MISP-Meeting Corpus
Introduction
The MISP-Meeting corpus focuses on the meeting scenario, where 4–8 meeting attendees sit around an 8-microphone array and a panoramic camera, both placed adjacent to each other on the table in a standard meeting room, engaging in a natural conversation. Additionally, each participant wore a headset microphone synchronized with a Zoom F8N recorder to share a common clock. This novel recording setup yields a wealth of audio-visual data, including near-field mono speech for each speaker (*-F8N.zip), far-field 8-channel speech (*-CSOBx3.zip), and 360-degree panoramic video (*-PSCx3.zip).

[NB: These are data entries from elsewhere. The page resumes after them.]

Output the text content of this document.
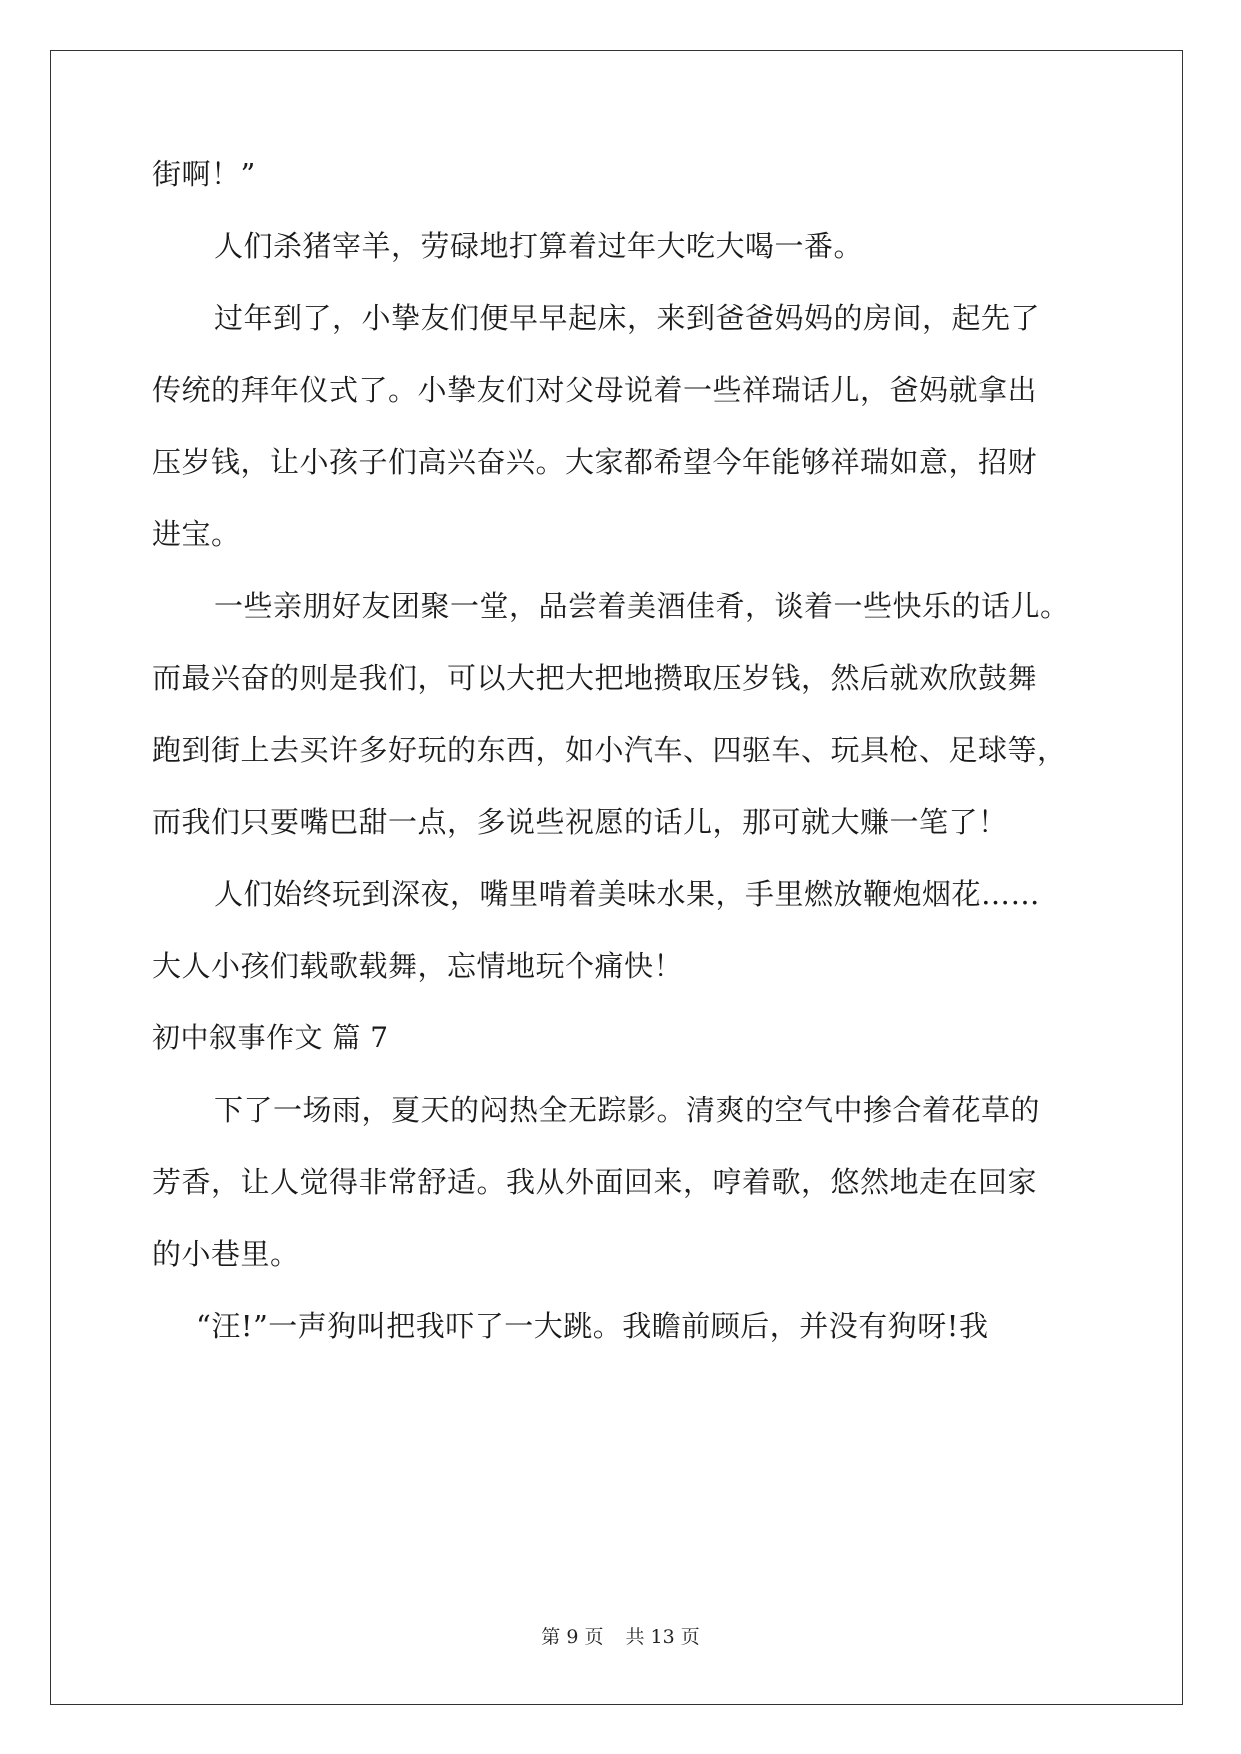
街啊！”
人们杀猪宰羊，劳碌地打算着过年大吃大喝一番。
过年到了，小挚友们便早早起床，来到爸爸妈妈的房间，起先了
传统的拜年仪式了。小挚友们对父母说着一些祥瑞话儿，爸妈就拿出
压岁钱，让小孩子们高兴奋兴。大家都希望今年能够祥瑞如意，招财
进宝。
一些亲朋好友团聚一堂，品尝着美酒佳肴，谈着一些快乐的话儿。
而最兴奋的则是我们，可以大把大把地攒取压岁钱，然后就欢欣鼓舞
跑到街上去买许多好玩的东西，如小汽车、四驱车、玩具枪、足球等，
而我们只要嘴巴甜一点，多说些祝愿的话儿，那可就大赚一笔了！
人们始终玩到深夜，嘴里啃着美味水果，手里燃放鞭炮烟花……
大人小孩们载歌载舞，忘情地玩个痛快！
初中叙事作文 篇 7
下了一场雨，夏天的闷热全无踪影。清爽的空气中掺合着花草的
芳香，让人觉得非常舒适。我从外面回来，哼着歌，悠然地走在回家
的小巷里。
“汪!”一声狗叫把我吓了一大跳。我瞻前顾后，并没有狗呀!我
第 9 页 共 13 页
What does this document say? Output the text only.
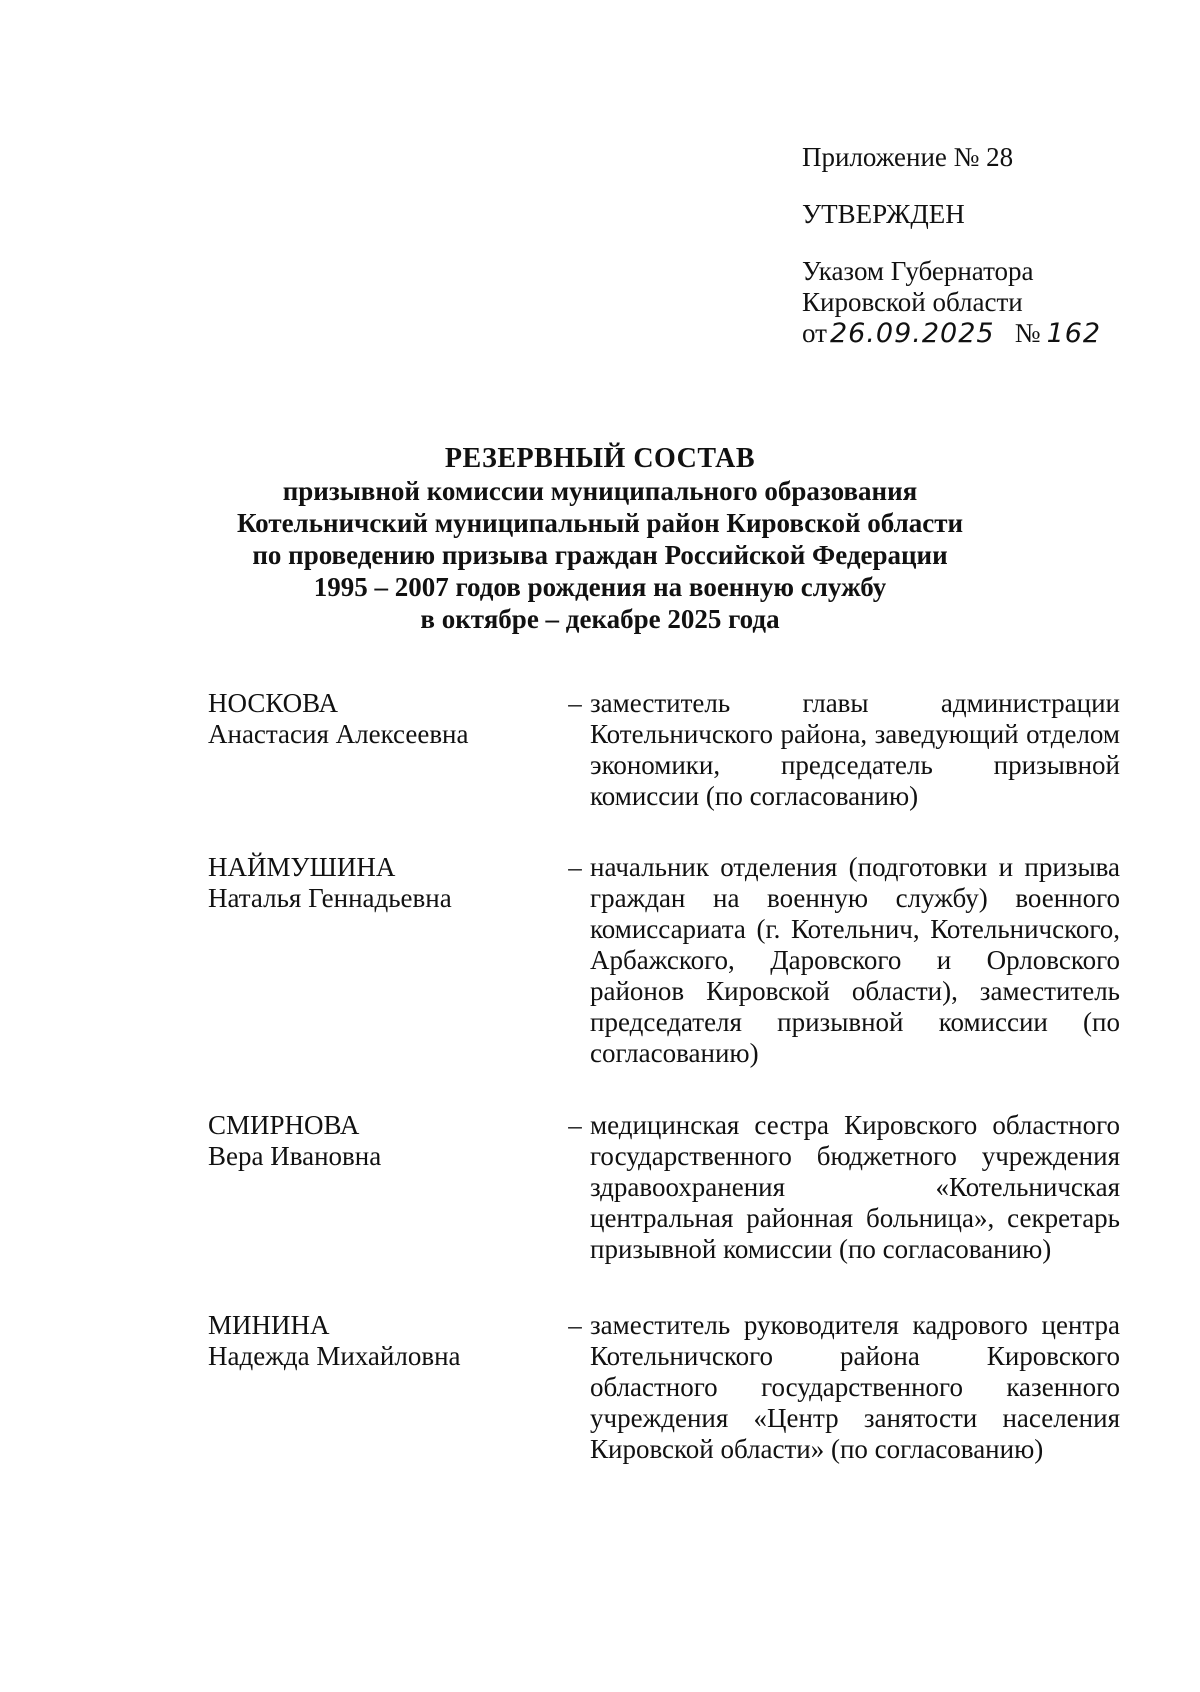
Приложение № 28
УТВЕРЖДЕН
Указом Губернатора
Кировской области
от 26.09.2025 № 162
РЕЗЕРВНЫЙ СОСТАВ
призывной комиссии муниципального образования
Котельничский муниципальный район Кировской области
по проведению призыва граждан Российской Федерации
1995 – 2007 годов рождения на военную службу
в октябре – декабре 2025 года
НОСКОВА
Анастасия Алексеевна
– заместитель главы администрации Котельничского района, заведующий отделом экономики, председатель призывной комиссии (по согласованию)
НАЙМУШИНА
Наталья Геннадьевна
– начальник отделения (подготовки и призыва граждан на военную службу) военного комиссариата (г. Котельнич, Котельничского, Арбажского, Даровского и Орловского районов Кировской области), заместитель председателя призывной комиссии (по согласованию)
СМИРНОВА
Вера Ивановна
– медицинская сестра Кировского областного государственного бюджетного учреждения здравоохранения «Котельничская центральная районная больница», секретарь призывной комиссии (по согласованию)
МИНИНА
Надежда Михайловна
– заместитель руководителя кадрового центра Котельничского района Кировского областного государственного казенного учреждения «Центр занятости населения Кировской области» (по согласованию)
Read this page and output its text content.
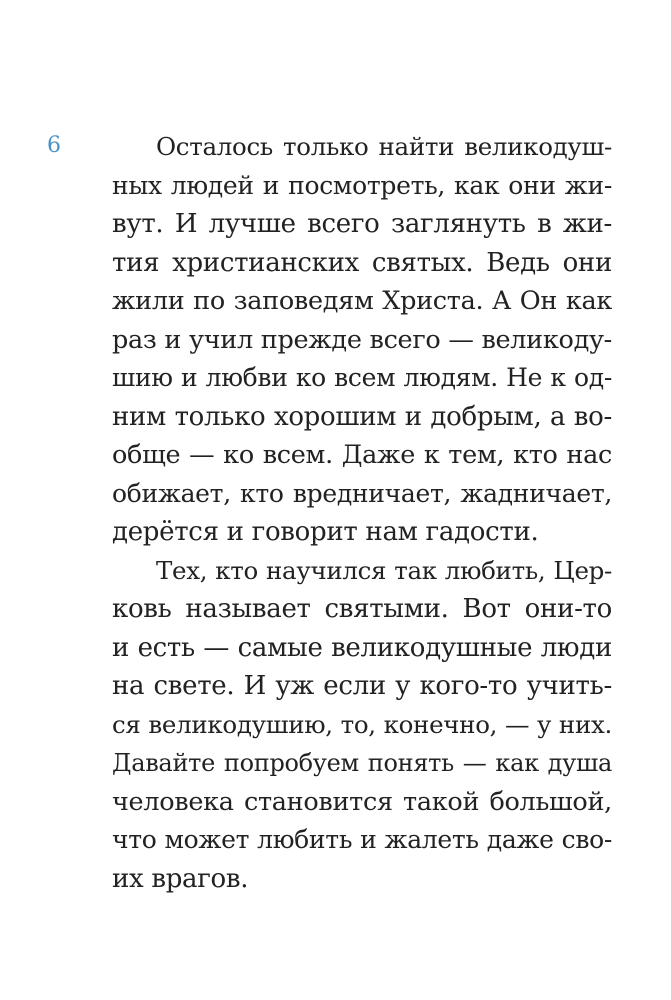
6	Осталось только найти великодуш-
ных людей и посмотреть, как они жи-
вут. И лучше всего заглянуть в жи-
тия христианских святых. Ведь они
жили по заповедям Христа. А Он как
раз и учил прежде всего — великоду-
шию и любви ко всем людям. Не к од-
ним только хорошим и добрым, а во-
обще — ко всем. Даже к тем, кто нас
обижает, кто вредничает, жадничает,
дерётся и говорит нам гадости.
Тех, кто научился так любить, Цер-
ковь называет святыми. Вот они-то
и есть — самые великодушные люди
на свете. И уж если у кого-то учить-
ся великодушию, то, конечно, — у них.
Давайте попробуем понять — как душа
человека становится такой большой,
что может любить и жалеть даже сво-
их врагов.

Significantly, the far-field 8-channel speech not only records each participant's spoken contributions but also captures the rich tapestry of background sounds, such as clicking, keyboard typing, door opening and closing, and fan sounds. In contrast, the near-field mono speech effectively reduces interference from unwanted sources while maintaining a remarkable signal-to-noise ratio (SNR) greater than 15 dB. The panoramic camera captures the entire meeting room, including each participant's facial expressions, body movements, and the visual focus of attention, providing a rich source of multimodal cues for analysis.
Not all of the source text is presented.